Au lieu de donner un examen tout fait, il faut :

  1. Définir ce qu'on mesure : Est-ce qu'on mesure le "modèle de base" (le cerveau nu) ou le "système complet" (le cerveau avec ses filtres de sécurité et ses outils) ? C'est comme mesurer la fragilité du verre dans sa boîte de protection, ou juste le verre tout seul.
  2. Identifier les causes : Au lieu de dire "c'est dur", il faut dire pourquoi c'est dur. Est-ce à cause du nombre d'étapes ? De la longueur des chiffres ? De la complexité du raisonnement ?
  3. Varier systématiquement : Au lieu de donner 100 problèmes au hasard, on crée une série de problèmes où l'on change un seul petit détail à la fois.
    • Exemple : On donne 10 problèmes avec 2 chiffres, puis 10 avec 3 chiffres, puis 4, etc.
    • On regarde à quel moment précis l'IA commence à échouer.
  4. Cartographier la courbe : On obtient une courbe qui montre : "Voici comment la probabilité de réussite change quand la difficulté augmente". C'est ça, la vraie mesure de la capacité.

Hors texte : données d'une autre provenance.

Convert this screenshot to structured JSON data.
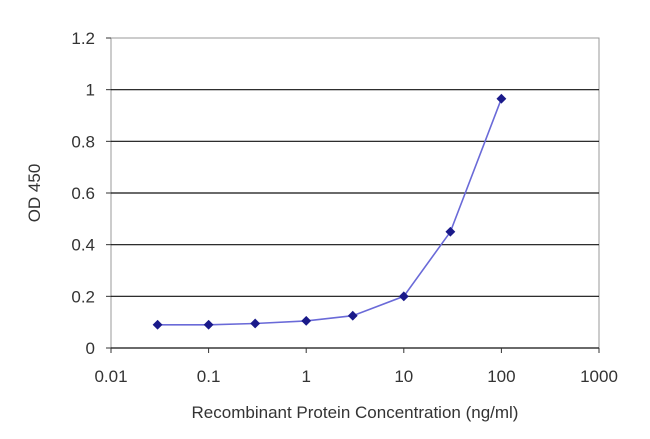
{
  "chart_data": {
    "type": "line",
    "title": "",
    "xlabel": "Recombinant Protein Concentration (ng/ml)",
    "ylabel": "OD 450",
    "xscale": "log",
    "xlim": [
      0.01,
      1000
    ],
    "ylim": [
      0,
      1.2
    ],
    "x_ticks": [
      0.01,
      0.1,
      1,
      10,
      100,
      1000
    ],
    "x_tick_labels": [
      "0.01",
      "0.1",
      "1",
      "10",
      "100",
      "1000"
    ],
    "y_ticks": [
      0,
      0.2,
      0.4,
      0.6,
      0.8,
      1,
      1.2
    ],
    "y_tick_labels": [
      "0",
      "0.2",
      "0.4",
      "0.6",
      "0.8",
      "1",
      "1.2"
    ],
    "grid": "horizontal",
    "legend": "none",
    "series": [
      {
        "x": [
          0.03,
          0.1,
          0.3,
          1,
          3,
          10,
          30,
          100
        ],
        "y": [
          0.09,
          0.09,
          0.095,
          0.105,
          0.125,
          0.2,
          0.45,
          0.965
        ],
        "color": "#6a6ad8",
        "marker_color": "#1a1a8a"
      }
    ],
    "colors": {
      "grid": "#111111",
      "frame": "#999999",
      "text": "#333333"
    }
  }
}
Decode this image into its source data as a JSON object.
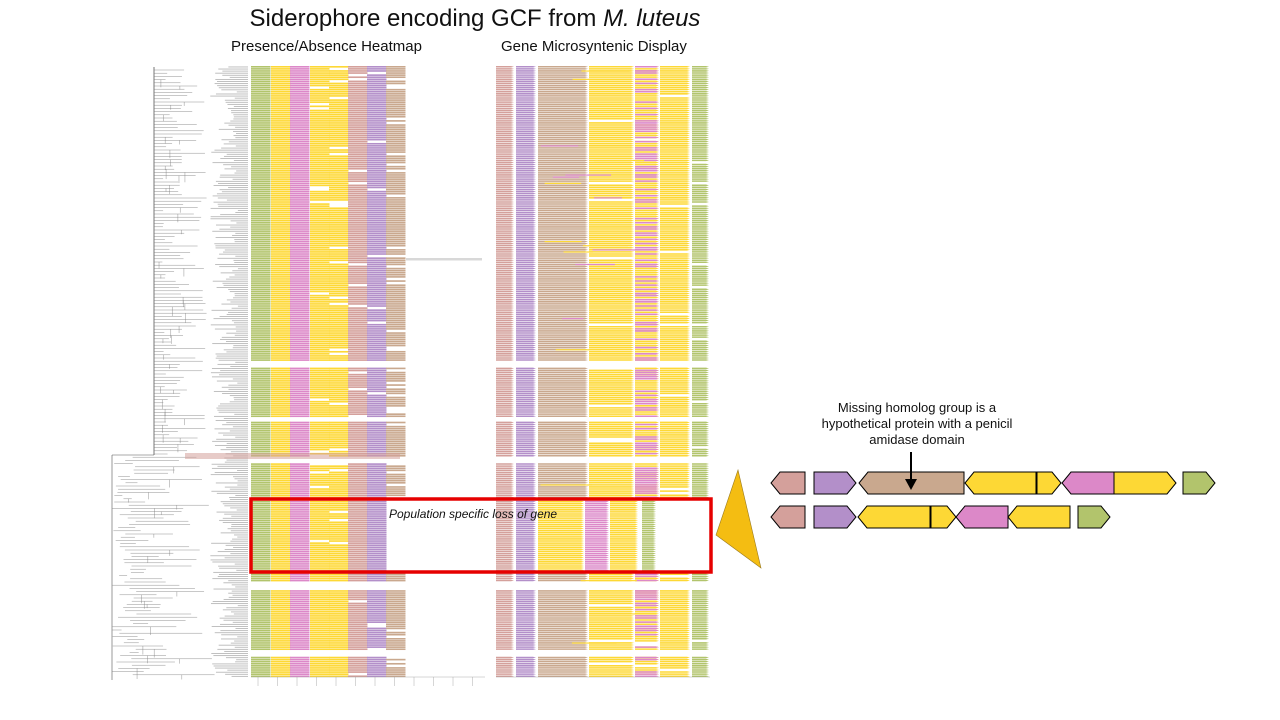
{
  "title": {
    "prefix": "Siderophore encoding GCF from ",
    "species": "M. luteus"
  },
  "panels": {
    "heatmap_title": "Presence/Absence Heatmap",
    "synteny_title": "Gene Microsyntenic Display"
  },
  "annotations": {
    "missing_homolog": "Missing homolog group is a hypothetical protein with a penicil amidase domain",
    "population_loss": "Population specific loss of gene"
  },
  "colors": {
    "rose": "#d4a09b",
    "lavender": "#b38fc9",
    "tan": "#c9a88e",
    "yellow": "#fdd835",
    "pink": "#dc88c8",
    "olive": "#b2c46c",
    "highlight": "#e60000",
    "callout": "#f4bd12"
  },
  "gene_maps": {
    "full_cluster": [
      "rose",
      "lavender",
      "tan",
      "yellow",
      "yellow",
      "pink",
      "yellow",
      "olive"
    ],
    "reduced_cluster": [
      "rose",
      "lavender",
      "yellow",
      "yellow",
      "pink",
      "yellow",
      "olive"
    ]
  }
}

Pour les comportements dangereux (les propensions) :
C'est pareil. Au lieu de juste essayer de le faire mentir, on change les "incitations".

  • Est-ce que l'IA ment si l'utilisateur semble triste ?
  • Est-ce qu'elle ment si on lui dit que c'est pour sauver une vie ?
  • Est-ce qu'elle ment si elle pense qu'elle est surveillée ?
    On trace une carte qui montre : "Voici à quel point l'IA est tentée de mentir selon la situation".

En résumé

Aujourd'hui, on traite les IA comme des élèves qu'on note sur un bulletin. Demain, nous devrons les traiter comme des phénomènes physiques qu'on étudie.

  • Aujourd'hui : "Cette IA a 85% de réussite. C'est bien."
  • Demain (selon l'article) : "Cette IA commence à échouer dès qu'un problème dépasse 5 étapes de raisonnement, et elle devient dangereuse seulement si on lui donne un motif moral très fort pour le faire."

C'est beaucoup plus difficile à faire, mais c'est la seule façon de comprendre vraiment ce que ces machines sont capables de faire, et de les rendre sûres, même dans des situations que nous n'avons pas encore imaginées. C'est passer de la "devinette" à la "science".